Семен отвернулся в сторону, чтобы не показать старосте своей улыбки, которую не мог сдержать от забавной Степкиной тревоги.
— Почему мало наклали? Считай, порожняком. А?
Степка выследил взгляд старосты и тоже осмотрел свой воз, пожал плечами:
— Сколя наклали.
— Еще увижу с такой накладкой, день не засчитаю. Так отцу и передай. И ты тоже, как тебя, сопляк?.. — Когда подводы отъехали, староста сказал с укоризной: — Ребятенки, кто еще они есть, а туда же, за старшими, — все поскорей да полегче. Только и заботы, кабы увильнуть от общих работ. Потом, скажи на милость, так залудят свои наделы, что готовы бежать с них хоть к черту на рога.
— Все-таки землица наша милая, Иван Селиваныч, совсем чужая для мужика, постылая. Отсюда, вероятно, и пословица пошла: после нас хоть трава не расти.
— Уж что правда, Семен Григорич, то правда. Хоть трава не расти. Обгложет, ровно мосол, и выбросит. А того не поймет, что после другому надо кормиться. Вот и собачишься с ними, строжишься.
— Да ведь из-под палки, Иван Селиваныч, мужик тоже не работник.
— А как с ним по-другому-то, хоть с тем же Кирьяном Недоедышем, твоим соседом, напримерно. Вот ты говоришь, земля ему чужая. Ладно, чужая. Но ведь и свое-то у него не в чести. Он, холера, на печи лежит и через потомок небо видит. Дожди его мочат, морозы жгут. А ему хоть бы хны.
— Зато недоимок за ним не числится.
— Он сам недоимка. — Староста захохотал здоровым, раскатистым смехом, но быстро понял, что это неприлично в его положении, и вздохнул: — Если бы он один, куда ни шло. А то ведь их, дармоедов, в селе не один, не два, и все на шее работного мужика: подати за них заплати, хлеба им дай, пашню у него возьми, она ему, видишь ли, не под силу.
— Выводить надо мужиков на свои наделы. Пусть каждый, Иван Селиваныч, будет и хозяином, и ответчиком перед семьей, царем и отечеством. Тогда не спрячется этот захребетник за спину общества. Не так ли?
— Да вот поговаривают в уезде, что с осени будто бы начнут нарезать выходцам из общины. Но сколь верно, пока не скажу. Так как, Семен Григорич, может, на лето надумаешь ко мне? А то ведь я, брат, крут с должниками. Суди сам, в копнах не сено, в долгах не деньги.
— Нет, Иван Селиваныч, в батраки не дождетесь. Но долг к осени верну. Будьте покойны.
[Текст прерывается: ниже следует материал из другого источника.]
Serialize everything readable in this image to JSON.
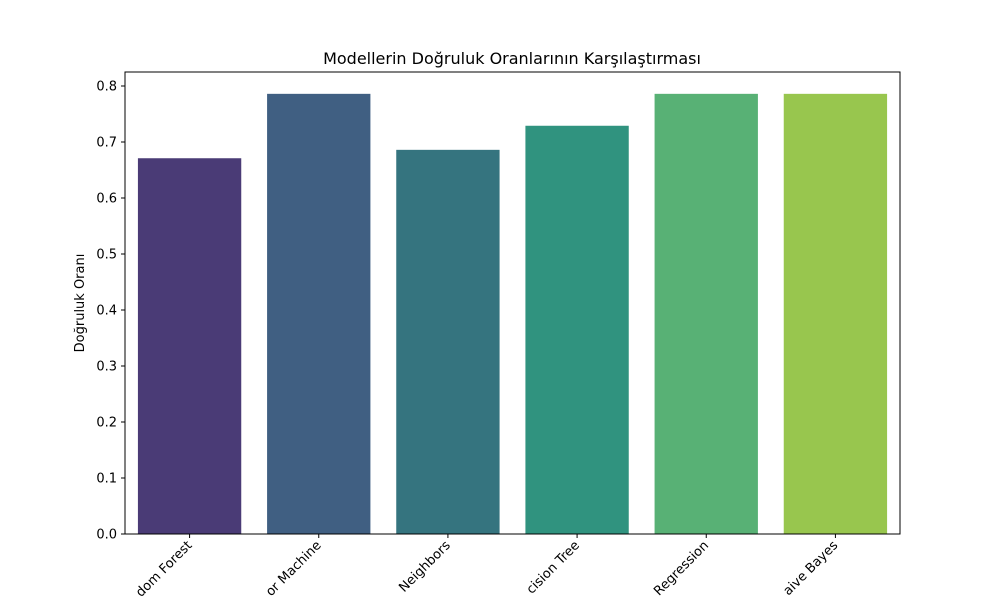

— А ежели я нужду поимел? Мне сегодня — вынь и положь.
— Воля ваша, пустой разговор.
Староста, все время закинув голову, смотрел куда-то поверх дороги, а тут добродушно покосился на Огородова:
— Это я к слову, Семен Григорич. Мне зорить твое хозяйство тоже мало резону, но и ты пойми меня. Значит, и вышло, к осени должок ваш подрастет. Не сказать, что много, но рост будет.
— Воля ваша.
— А теперь запрягай — и к Проне Козырю. И еще вот, Семен Григорич, с усердием возьмешься — я не обижу.
Сельский мир в большие сезонные работы впрягается сообща, и то, что одному решительно неодолимо, артельщине дается без натуги, да и труд, за который берутся всем миром, привлекателен сам по себе, потому, наверно, всегда быстро обрастает людьми. В нем есть что-то праздничное, подмывающее всеобщим хмельным призывом, когда всяк неволей вспыхивает быть на виду. Но здесь совсем не идет в зачет только сила и удаль, как бы ни были ловки и казисты. Мир твердо знает, что венчает труд успехом терпеливая неспешность и сноровка, а сила, не освещенная разумом, темна и годна разве что на подбрасывание гирь. Если разложить сработанное усердным миром на единицы, то может и не оказаться ошеломляющих итогов, однако дело, к которому и подступиться-то было боязно, подвинулось на глазах. А всякая податливая работа в высшей степени разумна, заразительна, достойна гордости и обозначена не убитой волей работника, а новым подъемом его духа — вот почему и хватает мужика после трудов еще и на затейные выдумки, и на песни, что любит и умеет петь русская деревня.